Sitting light-headed and heavy-limbed on the side of the sandy track in the Gobi Desert, I’d never felt so exhausted and wind beaten. We had ridden our motorbikes through deserts and rock fields for sixteen hours, with just a few breaks to sip on our dwindling water supply. With the sun setting quickly, we now had to erect our tent and prepare a meal.
After willing myself to my feet I hunted through my small motorcycle side box, in which I carry a variety of utensils and food items–spices, herbs, honey, and the processed sausage and wrinkled root vegetables I'd bought in the middle of nowhere yesterday. I knew the meat wouldn’t spoil for a few days, especially in these cold temperatures.
Still covered in dust and dirt, I sat down and started my small MSR camp stove.
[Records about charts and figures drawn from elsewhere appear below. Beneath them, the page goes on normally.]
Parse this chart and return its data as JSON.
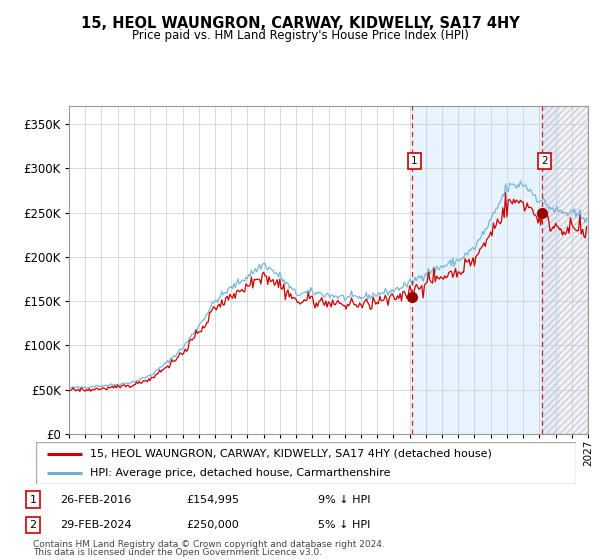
{
  "title": "15, HEOL WAUNGRON, CARWAY, KIDWELLY, SA17 4HY",
  "subtitle": "Price paid vs. HM Land Registry's House Price Index (HPI)",
  "legend_line1": "15, HEOL WAUNGRON, CARWAY, KIDWELLY, SA17 4HY (detached house)",
  "legend_line2": "HPI: Average price, detached house, Carmarthenshire",
  "annotation1_label": "1",
  "annotation1_date": "26-FEB-2016",
  "annotation1_price": "£154,995",
  "annotation1_pct": "9% ↓ HPI",
  "annotation2_label": "2",
  "annotation2_date": "29-FEB-2024",
  "annotation2_price": "£250,000",
  "annotation2_pct": "5% ↓ HPI",
  "footnote1": "Contains HM Land Registry data © Crown copyright and database right 2024.",
  "footnote2": "This data is licensed under the Open Government Licence v3.0.",
  "sale1_year": 2016.15,
  "sale1_value": 154995,
  "sale2_year": 2024.16,
  "sale2_value": 250000,
  "hpi_color": "#6baed6",
  "price_color": "#cc0000",
  "dot_color": "#990000",
  "shade_color": "#ddeeff",
  "grid_color": "#cccccc",
  "ylim": [
    0,
    370000
  ],
  "yticks": [
    0,
    50000,
    100000,
    150000,
    200000,
    250000,
    300000,
    350000
  ],
  "xstart": 1995,
  "xend": 2027
}
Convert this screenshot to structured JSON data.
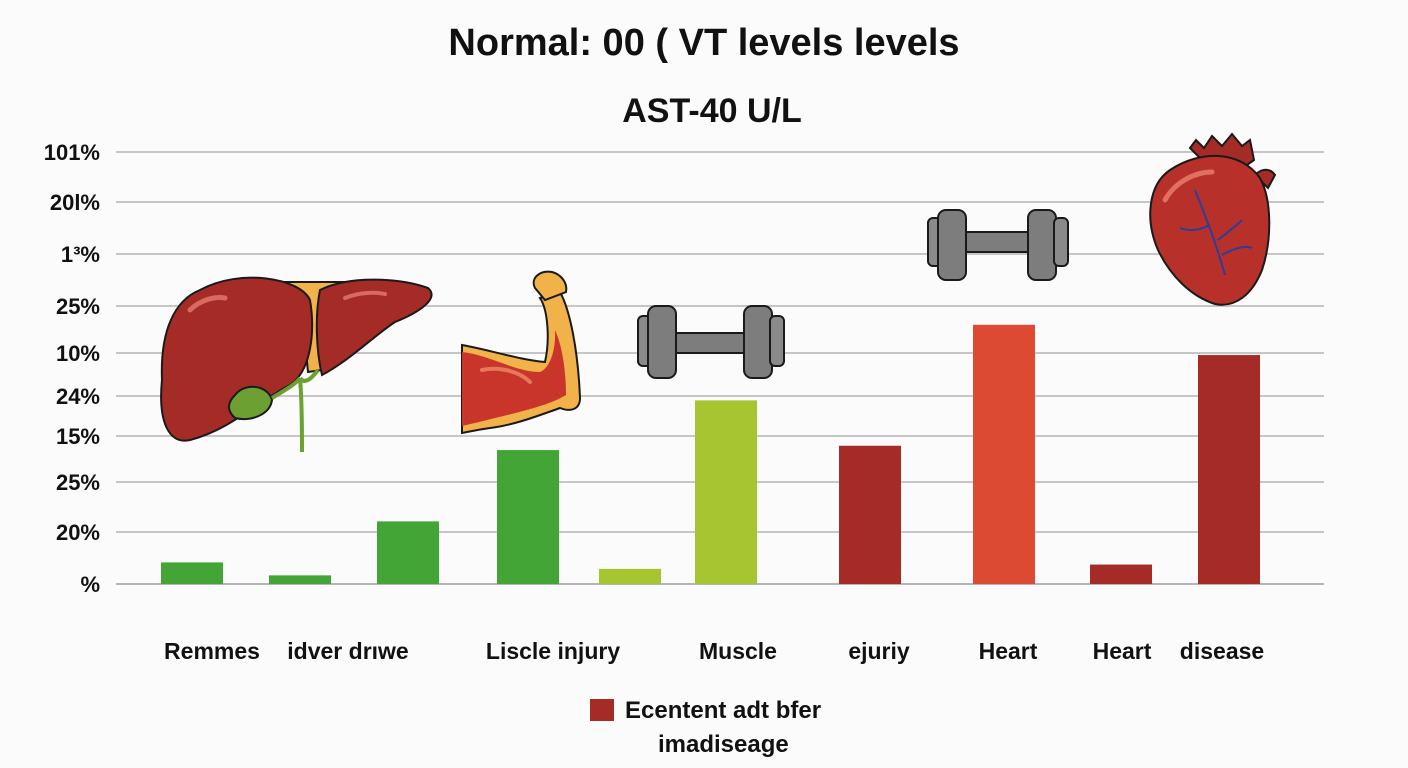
{
  "chart_data": {
    "type": "bar",
    "title": "Normal: 00 ( VT levels levels",
    "subtitle": "AST-40 U/L",
    "y_tick_labels": [
      "101%",
      "20l%",
      "1³%",
      "25%",
      "10%",
      "24%",
      "15%",
      "25%",
      "20%",
      "%"
    ],
    "category_labels": [
      "Remmes",
      "idver drıwe",
      "Liscle injury",
      "Muscle",
      "ejuriy",
      "Heart",
      "Heart",
      "disease"
    ],
    "ylim": [
      0,
      100
    ],
    "grid": true,
    "bars": [
      {
        "value": 5,
        "color": "#43a535"
      },
      {
        "value": 2,
        "color": "#43a535"
      },
      {
        "value": 14.5,
        "color": "#43a535"
      },
      {
        "value": 31,
        "color": "#43a535"
      },
      {
        "value": 3.5,
        "color": "#a7c531"
      },
      {
        "value": 42.5,
        "color": "#a7c531"
      },
      {
        "value": 32,
        "color": "#a52b27"
      },
      {
        "value": 60,
        "color": "#dd4a33"
      },
      {
        "value": 4.5,
        "color": "#a52b27"
      },
      {
        "value": 53,
        "color": "#a52b27"
      }
    ],
    "legend": {
      "line1": "Ecentent adt bfer",
      "line2": "imadiseage",
      "color": "#a52b27",
      "position": "bottom-center"
    }
  },
  "illustrations": [
    {
      "icon": "liver-icon"
    },
    {
      "icon": "flexed-arm-icon"
    },
    {
      "icon": "dumbbell-icon"
    },
    {
      "icon": "dumbbell-icon"
    },
    {
      "icon": "heart-icon"
    }
  ],
  "colors": {
    "grid": "#b5b5b5",
    "text": "#111111",
    "background": "#fbfbfb"
  }
}
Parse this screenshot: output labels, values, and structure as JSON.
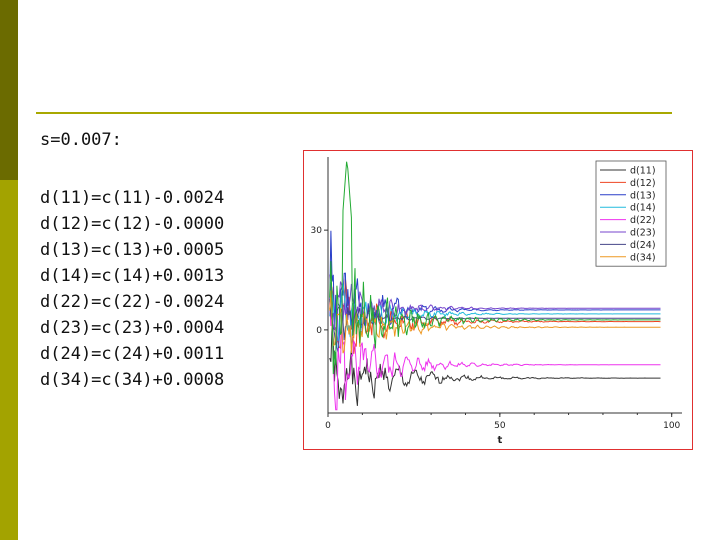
{
  "heading": "s=0.007:",
  "equations": [
    "d(11)=c(11)-0.0024",
    "d(12)=c(12)-0.0000",
    "d(13)=c(13)+0.0005",
    "d(14)=c(14)+0.0013",
    "d(22)=c(22)-0.0024",
    "d(23)=c(23)+0.0004",
    "d(24)=c(24)+0.0011",
    "d(34)=c(34)+0.0008"
  ],
  "colors": {
    "sidebar_dark": "#6b6b00",
    "sidebar_light": "#a3a300",
    "rule": "#a8a800",
    "chart_border": "#e03030"
  },
  "chart_data": {
    "type": "line",
    "title": "",
    "xlabel": "t",
    "ylabel": "",
    "xlim": [
      0,
      103
    ],
    "ylim": [
      -25,
      52
    ],
    "xticks": [
      0,
      50,
      100
    ],
    "yticks": [
      0,
      30
    ],
    "legend_position": "top-right",
    "grid": false,
    "series": [
      {
        "name": "d(11)",
        "color": "#333333",
        "settle": -14.5,
        "amp": 9,
        "seed": 1,
        "decay": 14
      },
      {
        "name": "d(12)",
        "color": "#ee4422",
        "settle": 2.5,
        "amp": 10,
        "seed": 2,
        "decay": 13
      },
      {
        "name": "d(13)",
        "color": "#2a3fc8",
        "settle": 6.0,
        "amp": 14,
        "seed": 3,
        "decay": 10
      },
      {
        "name": "d(14)",
        "color": "#22bbdd",
        "settle": 4.8,
        "amp": 7,
        "seed": 4,
        "decay": 12
      },
      {
        "name": "d(22)",
        "color": "#ee33ee",
        "settle": -10.5,
        "amp": 12,
        "seed": 5,
        "decay": 12
      },
      {
        "name": "d(23)",
        "color": "#7744cc",
        "settle": 6.5,
        "amp": 8,
        "seed": 6,
        "decay": 11
      },
      {
        "name": "d(24)",
        "color": "#444488",
        "settle": 3.5,
        "amp": 6,
        "seed": 7,
        "decay": 9
      },
      {
        "name": "d(34)",
        "color": "#ee9922",
        "settle": 0.8,
        "amp": 7,
        "seed": 8,
        "decay": 14
      },
      {
        "name": "",
        "color": "#22aa33",
        "settle": 3.0,
        "amp": 16,
        "seed": 9,
        "decay": 12,
        "spike": 52
      }
    ]
  }
}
I had no idea what I was going to cook but this challenge has been part of the fun. My husband Simon and I have spent the last fourteen years exploring almost 100 countries on every continent on earth and I’ve prepared meals in every one, aiming to keep our bodies healthy and our taste buds entertained.
After twenty minutes of prepping, chopping, and stirring, I produced a “Make-Do Mongolian Stew,” a meal that I would have been proud to serve from my kitchen in England. I spooned the stew into our metal bowls as a freezing wind ripped at the tent flaps. It was pronounced delicious, and the idea for Dirty Dining: An Adventurer’s Cookbook was born.